Au Conseil des États, l'entrée en matière n'a pas non plus suscité d'opposition. Sur le fond, le conseil s'est largement rallié à la version du Conseil national, sauf pour ce qui est des offices d'information indépendants en matière d'analyse prénatale. Une minorité conduite par Peter Bieri (C, ZG) a souhaité, à l'instar du Conseil fédéral, que les offices d'information visés à l'art. 17 se contentent de donner des informations de type général sur les analyses prénatales, et non des conseils, ainsi que le souhaitait le Conseil national. Peter Bieri a non seulement évoqué la menace de frais supplémentaires à la charge de ces offices financés par les cantons, mais indiqué qu'un cadre privé se prêterait mieux à cette fonction de conseil. Anita Fetz (S, BS) a fait remarquer que les cantons disposaient déjà de centres de consultation en matière de grossesse et que ceux-ci pourraient assurer cette fonction sans qu'il faille craindre une dérive financière, et fait valoir l'importance d'un conseil susceptible d'aider les femmes confrontées au dilemme de l'avortement. Par 26 voix contre 11, le conseil a adopté la proposition de la minorité et biffé le mandat de conseil de ces offices en matière d'analyses prénatales.

Dans le domaine de l'assurance, le Conseil des États a refusé, à l'instar du Conseil national, de mettre en place une interdiction généralisée d'exiger ou d'utiliser les résultats d'une analyse déjà effectuée, en rejetant par 32 voix contre 9 une proposition de minorité allant dans ce sens.

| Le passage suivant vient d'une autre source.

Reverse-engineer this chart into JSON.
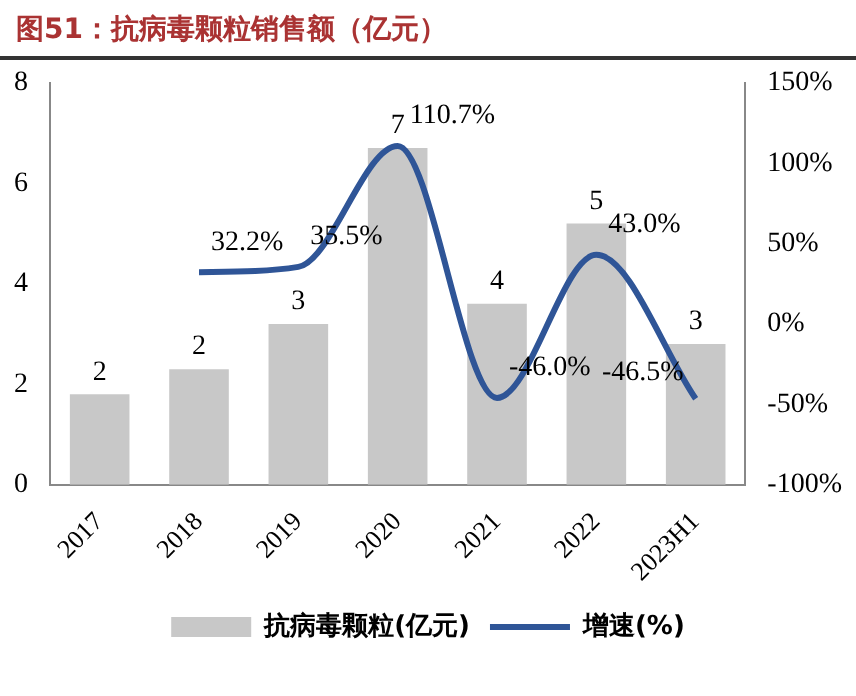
{
  "chart_data": {
    "type": "bar",
    "title": "图51：抗病毒颗粒销售额（亿元）",
    "categories": [
      "2017",
      "2018",
      "2019",
      "2020",
      "2021",
      "2022",
      "2023H1"
    ],
    "series": [
      {
        "name": "抗病毒颗粒(亿元)",
        "color": "#c8c8c8",
        "values": [
          1.8,
          2.3,
          3.2,
          6.7,
          3.6,
          5.2,
          2.8
        ],
        "value_labels": [
          "2",
          "2",
          "3",
          "7",
          "4",
          "5",
          "3"
        ]
      },
      {
        "name": "增速(%)",
        "type": "line",
        "axis": "y2",
        "color": "#2f5597",
        "values": [
          null,
          32.2,
          35.5,
          110.7,
          -46.0,
          43.0,
          -46.5
        ],
        "value_labels": [
          null,
          "32.2%",
          "35.5%",
          "110.7%",
          "-46.0%",
          "43.0%",
          "-46.5%"
        ]
      }
    ],
    "ylim": [
      0,
      8
    ],
    "yticks": [
      0,
      2,
      4,
      6,
      8
    ],
    "y2lim": [
      -100,
      150
    ],
    "y2ticks": [
      {
        "value": -100,
        "label": "-100%"
      },
      {
        "value": -50,
        "label": "-50%"
      },
      {
        "value": 0,
        "label": "0%"
      },
      {
        "value": 50,
        "label": "50%"
      },
      {
        "value": 100,
        "label": "100%"
      },
      {
        "value": 150,
        "label": "150%"
      }
    ],
    "legend": "bottom",
    "grid": false,
    "marker": "none",
    "line_style": "solid"
  }
}
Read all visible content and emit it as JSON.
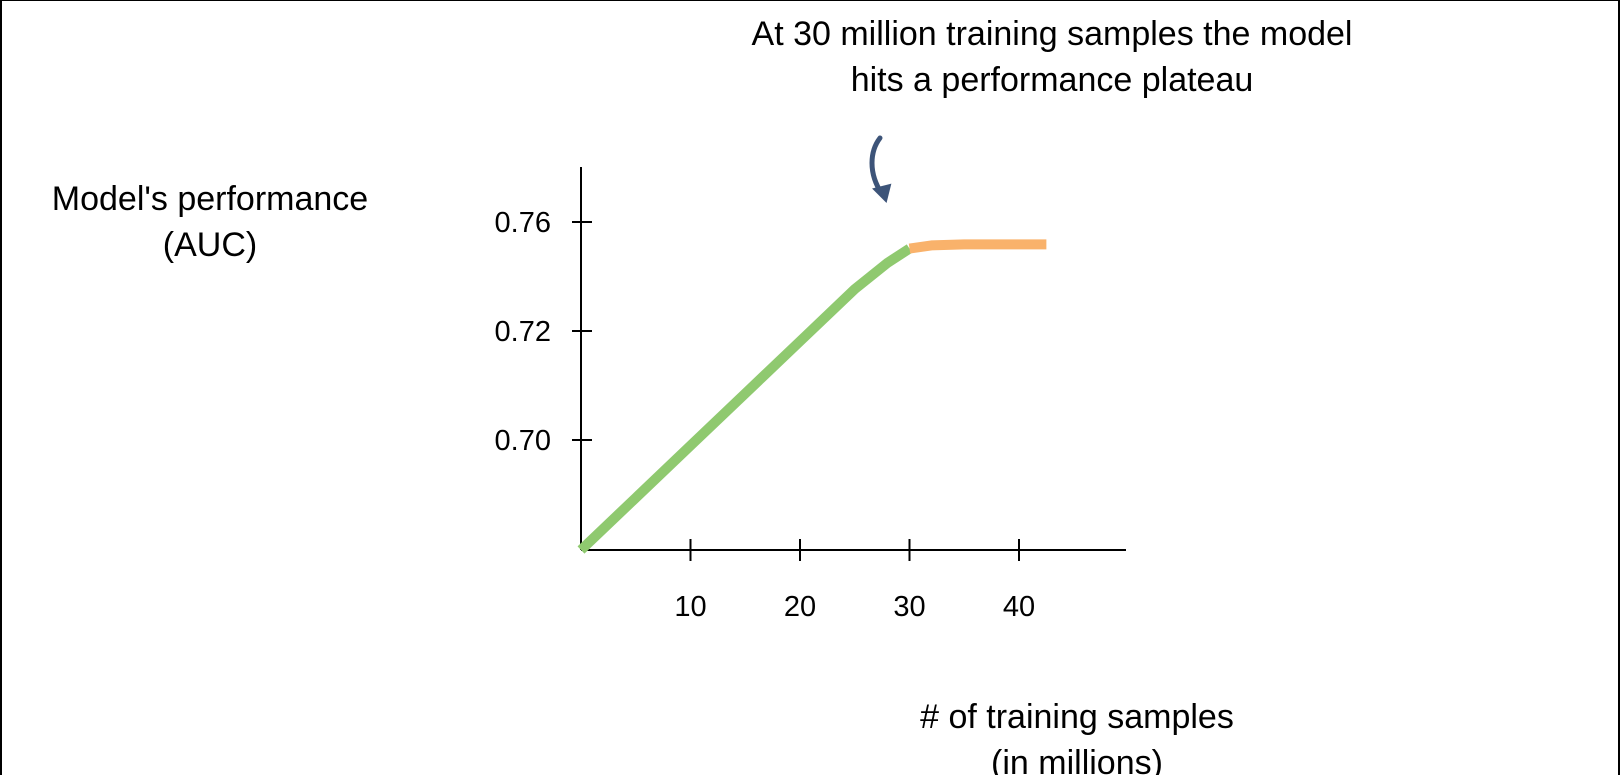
{
  "annotation": {
    "line1": "At 30 million training samples the model",
    "line2": "hits a performance plateau"
  },
  "chart_data": {
    "type": "line",
    "title": "",
    "ylabel_line1": "Model's performance",
    "ylabel_line2": "(AUC)",
    "xlabel_line1": "# of training samples",
    "xlabel_line2": "(in millions)",
    "xticks": [
      10,
      20,
      30,
      40
    ],
    "xtick_labels": [
      "10",
      "20",
      "30",
      "40"
    ],
    "yticks": [
      0.7,
      0.72,
      0.76
    ],
    "ytick_labels": [
      "0.70",
      "0.72",
      "0.76"
    ],
    "growth_color": "#8fc96f",
    "plateau_color": "#f9b26b",
    "arrow_color": "#3d5479",
    "series": [
      {
        "segment": "growth",
        "x": [
          0,
          5,
          10,
          15,
          20,
          25,
          28,
          30
        ],
        "y": [
          0.68,
          0.6899,
          0.6998,
          0.7097,
          0.7196,
          0.7295,
          0.7345,
          0.7372
        ]
      },
      {
        "segment": "plateau",
        "x": [
          30,
          32,
          35,
          40,
          42.5
        ],
        "y": [
          0.7372,
          0.7378,
          0.738,
          0.738,
          0.738
        ]
      }
    ]
  }
}
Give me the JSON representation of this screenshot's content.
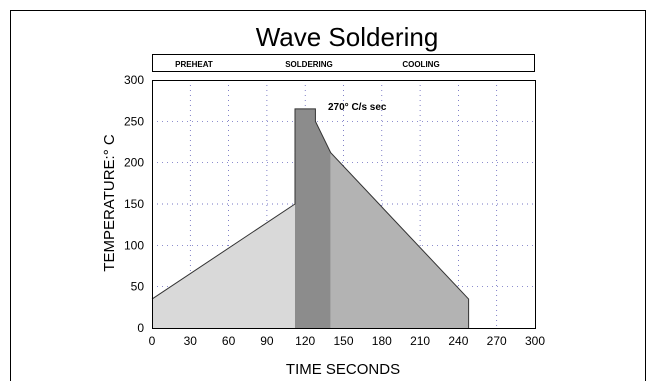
{
  "chart_data": {
    "type": "area",
    "title": "Wave Soldering",
    "phases": [
      "PREHEAT",
      "SOLDERING",
      "COOLING"
    ],
    "xlabel": "TIME SECONDS",
    "ylabel": "TEMPERATURE:° C",
    "xlim": [
      0,
      300
    ],
    "ylim": [
      0,
      300
    ],
    "xticks": [
      0,
      30,
      60,
      90,
      120,
      150,
      180,
      210,
      240,
      270,
      300
    ],
    "yticks": [
      0,
      50,
      100,
      150,
      200,
      250,
      300
    ],
    "grid": true,
    "annotation": "270° C/s sec",
    "regions": [
      {
        "phase": "PREHEAT",
        "color": "#d9d9d9",
        "points": [
          [
            0,
            0
          ],
          [
            0,
            35
          ],
          [
            112,
            150
          ],
          [
            112,
            0
          ]
        ]
      },
      {
        "phase": "SOLDERING",
        "color": "#8c8c8c",
        "points": [
          [
            112,
            0
          ],
          [
            112,
            265
          ],
          [
            128,
            265
          ],
          [
            128,
            250
          ],
          [
            140,
            212
          ],
          [
            140,
            0
          ]
        ]
      },
      {
        "phase": "COOLING",
        "color": "#b3b3b3",
        "points": [
          [
            140,
            0
          ],
          [
            140,
            212
          ],
          [
            248,
            35
          ],
          [
            248,
            0
          ]
        ]
      }
    ],
    "outline": [
      [
        0,
        35
      ],
      [
        112,
        150
      ],
      [
        112,
        265
      ],
      [
        128,
        265
      ],
      [
        128,
        250
      ],
      [
        140,
        212
      ],
      [
        248,
        35
      ],
      [
        248,
        0
      ]
    ]
  }
}
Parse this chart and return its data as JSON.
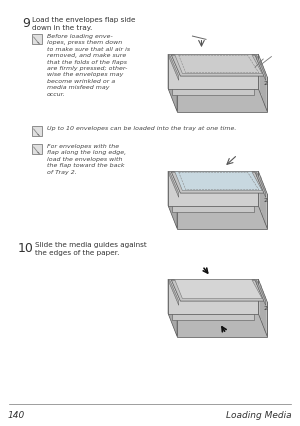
{
  "bg_color": "#ffffff",
  "text_color": "#333333",
  "italic_color": "#444444",
  "footer_page_num": "140",
  "footer_title": "Loading Media",
  "step9_num": "9",
  "step9_text": "Load the envelopes flap side\ndown in the tray.",
  "note1_text": "Before loading enve-\nlopes, press them down\nto make sure that all air is\nremoved, and make sure\nthat the folds of the flaps\nare firmly pressed; other-\nwise the envelopes may\nbecome wrinkled or a\nmedia misfeed may\noccur.",
  "note2_text": "Up to 10 envelopes can be loaded into the tray at one time.",
  "note3_text": "For envelopes with the\nflap along the long edge,\nload the envelopes with\nthe flap toward the back\nof Tray 2.",
  "step10_num": "10",
  "step10_text": "Slide the media guides against\nthe edges of the paper."
}
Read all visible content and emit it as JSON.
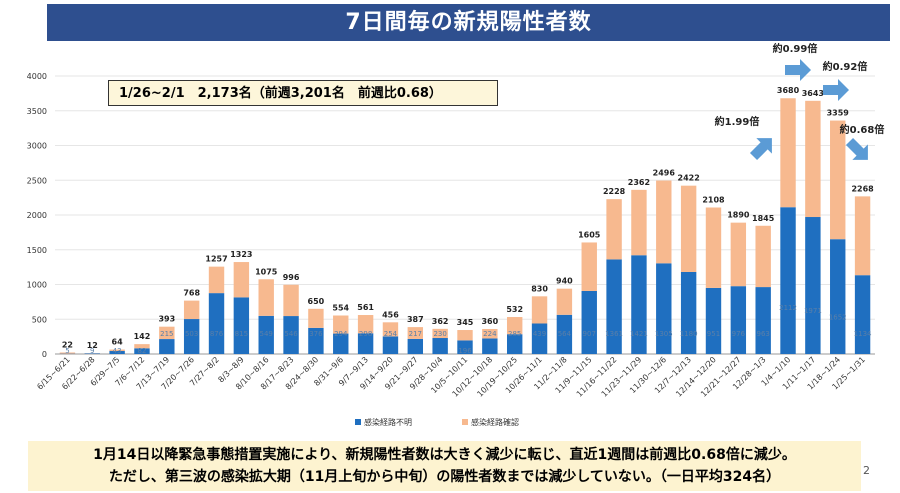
{
  "title": "7日間毎の新規陽性者数",
  "summary": "1/26~2/1　2,173名（前週3,201名　前週比0.68）",
  "footer": {
    "line1": "1月14日以降緊急事態措置実施により、新規陽性者数は大きく減少に転じ、直近1週間は前週比0.68倍に減少。",
    "line2": "ただし、第三波の感染拡大期（11月上旬から中旬）の陽性者数までは減少していない。（一日平均324名）"
  },
  "page_number": "2",
  "colors": {
    "unknown": "#1f6fc0",
    "confirmed": "#f7b98f",
    "title_bg": "#2e4f8f",
    "arrow": "#5b9bd5"
  },
  "chart_data": {
    "type": "bar",
    "stacked": true,
    "ylim": [
      0,
      4000
    ],
    "yticks": [
      "0",
      "500",
      "1000",
      "1500",
      "2000",
      "2500",
      "3000",
      "3500",
      "4000"
    ],
    "categories": [
      "6/15~6/21",
      "6/22~6/28",
      "6/29~7/5",
      "7/6~7/12",
      "7/13~7/19",
      "7/20~7/26",
      "7/27~8/2",
      "8/3~8/9",
      "8/10~8/16",
      "8/17~8/23",
      "8/24~8/30",
      "8/31~9/6",
      "9/7~9/13",
      "9/14~9/20",
      "9/21~9/27",
      "9/28~10/4",
      "10/5~10/11",
      "10/12~10/18",
      "10/19~10/25",
      "10/26~11/1",
      "11/2~11/8",
      "11/9~11/15",
      "11/16~11/22",
      "11/23~11/29",
      "11/30~12/6",
      "12/7~12/13",
      "12/14~12/20",
      "12/21~12/27",
      "12/28~1/3",
      "1/4~1/10",
      "1/11~1/17",
      "1/18~1/24",
      "1/25~1/31"
    ],
    "series": [
      {
        "name": "感染経路不明",
        "values": [
          5,
          9,
          43,
          82,
          215,
          503,
          876,
          815,
          549,
          546,
          376,
          294,
          298,
          254,
          217,
          230,
          196,
          224,
          285,
          439,
          564,
          907,
          1361,
          1421,
          1305,
          1180,
          951,
          976,
          963,
          2112,
          1971,
          1652,
          1134
        ]
      },
      {
        "name": "感染経路確認",
        "values": [
          17,
          3,
          21,
          60,
          178,
          265,
          381,
          508,
          526,
          450,
          274,
          260,
          263,
          202,
          170,
          132,
          149,
          136,
          247,
          391,
          376,
          698,
          867,
          941,
          1191,
          1242,
          1157,
          914,
          882,
          1568,
          1672,
          1707,
          1134
        ]
      }
    ],
    "totals": [
      "22",
      "12",
      "64",
      "142",
      "393",
      "768",
      "1257",
      "1323",
      "1075",
      "996",
      "650",
      "554",
      "561",
      "456",
      "387",
      "362",
      "345",
      "360",
      "532",
      "830",
      "940",
      "1605",
      "2228",
      "2362",
      "2496",
      "2422",
      "2108",
      "1890",
      "1845",
      "3680",
      "3643",
      "3359",
      "2268"
    ],
    "inner_labels": [
      "5",
      "9",
      "43",
      "82",
      "215",
      "503",
      "876",
      "815",
      "549",
      "546",
      "376",
      "294",
      "298",
      "254",
      "217",
      "230",
      "196",
      "224",
      "285",
      "439",
      "564",
      "907",
      "1361",
      "1421",
      "1305",
      "1180",
      "951",
      "976",
      "963",
      "2112",
      "1971",
      "1652",
      "1134"
    ],
    "ratios": [
      {
        "text": "約1.99倍",
        "bar": 29
      },
      {
        "text": "約0.99倍",
        "bar": 30
      },
      {
        "text": "約0.92倍",
        "bar": 31
      },
      {
        "text": "約0.68倍",
        "bar": 32
      }
    ]
  }
}
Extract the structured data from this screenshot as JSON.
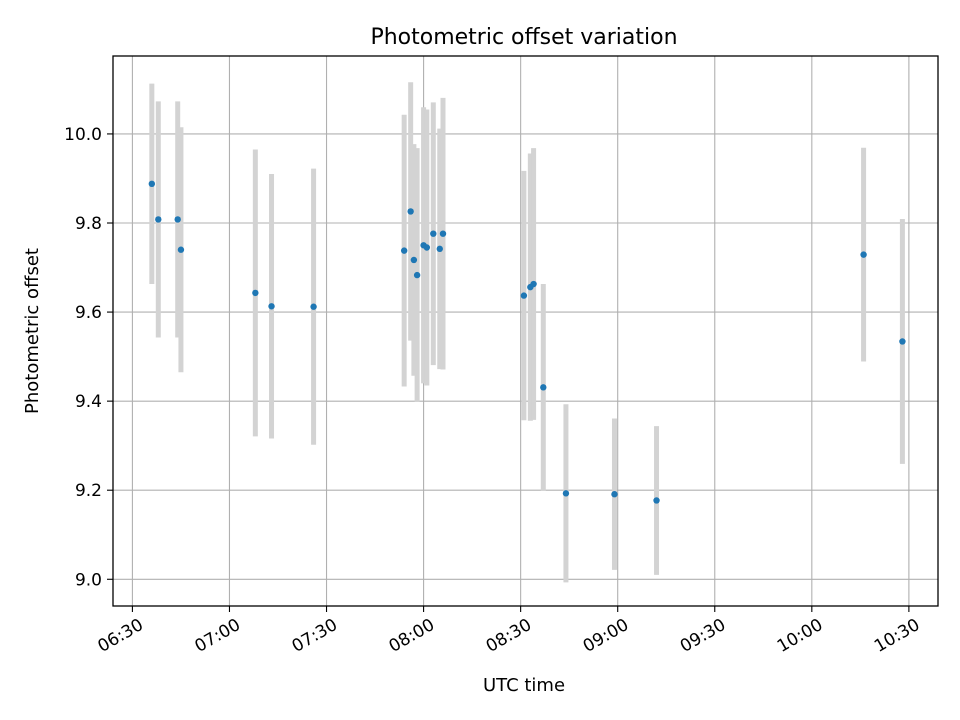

Dans la procédure d'élimination des divergences, le Conseil national a maintenu, par 83 voix contre 76, la disposition assortissant d'un service de conseils, et non seulement d'informations, toute analyse génétique prénatale visant à évaluer un risque : comme l'a relevé Hans Widmer (S, LU), l'inscription explicite dans la loi d'une offre de conseils indépendants en matière d'analyse génétique prénatale confère à la loi son caractère " humaniste ". Il s'agit, selon lui, d'offrir aux femmes enceintes et aux futurs parents le soutien psycho-social et l'accompagnement dont ils ont besoin lorsqu'ils sont confrontés à la question d'une analyse génétique prénatale. Une minorité de la commission, emmenée par Otto Ineichen (RL, LU), avait proposé de suivre le Conseil des États en préconisant uniquement la mise en place de services d'information.

La divergence entre " information " et " conseil " étant maintenue, le Conseil des États a cherché une nouvelle formulation susceptible de concilier les points de vue. Sur proposition de sa commission, il a proposé une adjonction à l'art. 17, al. 3, aux termes de laquelle les offices donnent " des informations et des conseils généraux " en matière d'analyses génétiques prénatales.

Le Conseil national s'est rallié à ce compromis sans opposition.